On the way home, she stopped to sit by the side of the road. She had become used to seeing a flattened toad there, stretched like a large sticker on the broken tarmac. It had been there, in varying degrees of decomposition, ever since she started the job here; finally someone had removed it. She looked closer to see if there were any remnants of its body, but found nothing but slight discolouration.

She took the claw from a croissant, then ate the whole thing. Then she ate another. She only got to her feet when she heard a distant engine. When she heard it coming closer, she said aloud, ‘Oh, piss off.’

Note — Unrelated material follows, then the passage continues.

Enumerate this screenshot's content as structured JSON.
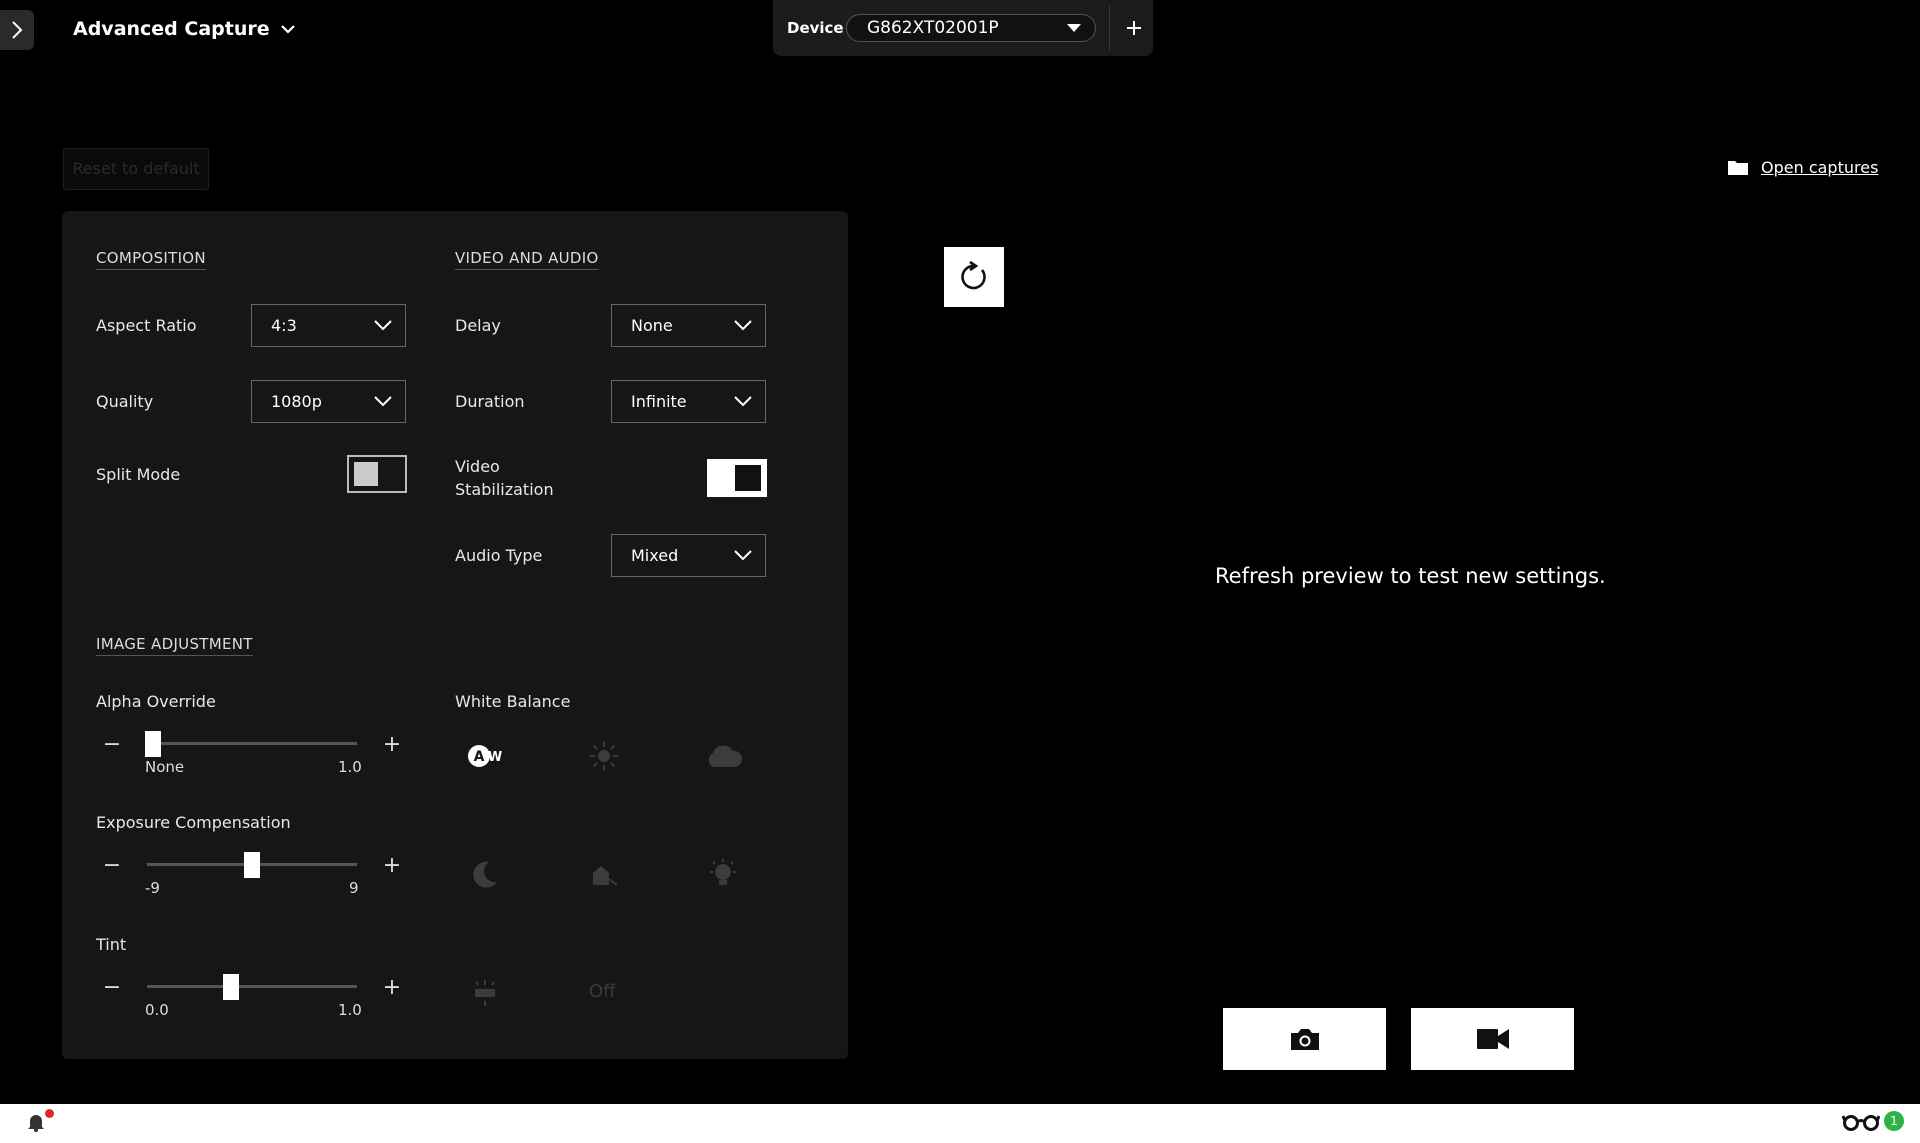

Henri was driving too fast. He only realised he was when he saw the nurse appear suddenly at the side of the road; he slowed and she turned, a bald look of irritation on her face. He lowered the window, came to a halt.

‘Marguerite?’

‘Hello,’ she said. Her scowl dropped and she smiled politely, squinting a little into the gloom of the car.

‘This is your new machine,’ he said, and he thought she looked embarrassed. ‘Can I give you a lift the rest of the way?’

‘Oh,’ she said. She removed her backpack, opened the door, got in. ‘Thank you.’ She put the bag on her lap, fastened her seat belt. Slow and methodical. A stick of bread poked out of the top of her bag. She hadn’t even looked at the car.

‘The morning bread run?’ he asked, setting off again.

‘Yes.’

‘Well, you’ll be able to drive next time.’

‘Yes.’

They drove the rest of the way in silence; he noticed her hands fidgeting with the bread. Pulling off little flakes of crust. She only spoke again when they pulled up in the driveway.

‘Oh,’ she said. ‘I just remembered. Will you be staying here for a little bit?’

‘Can do. I have to wait for Thierry to drive over and pick me up.’

‘Great. If you can, Jérôme said he’d like to see you.’

‘Okay,’ he said, though he didn’t want to. He thought of his own father’s sickbed. He had struggled to reconcile the stale, talc-sweet, inhuman smell with his always immaculate dad.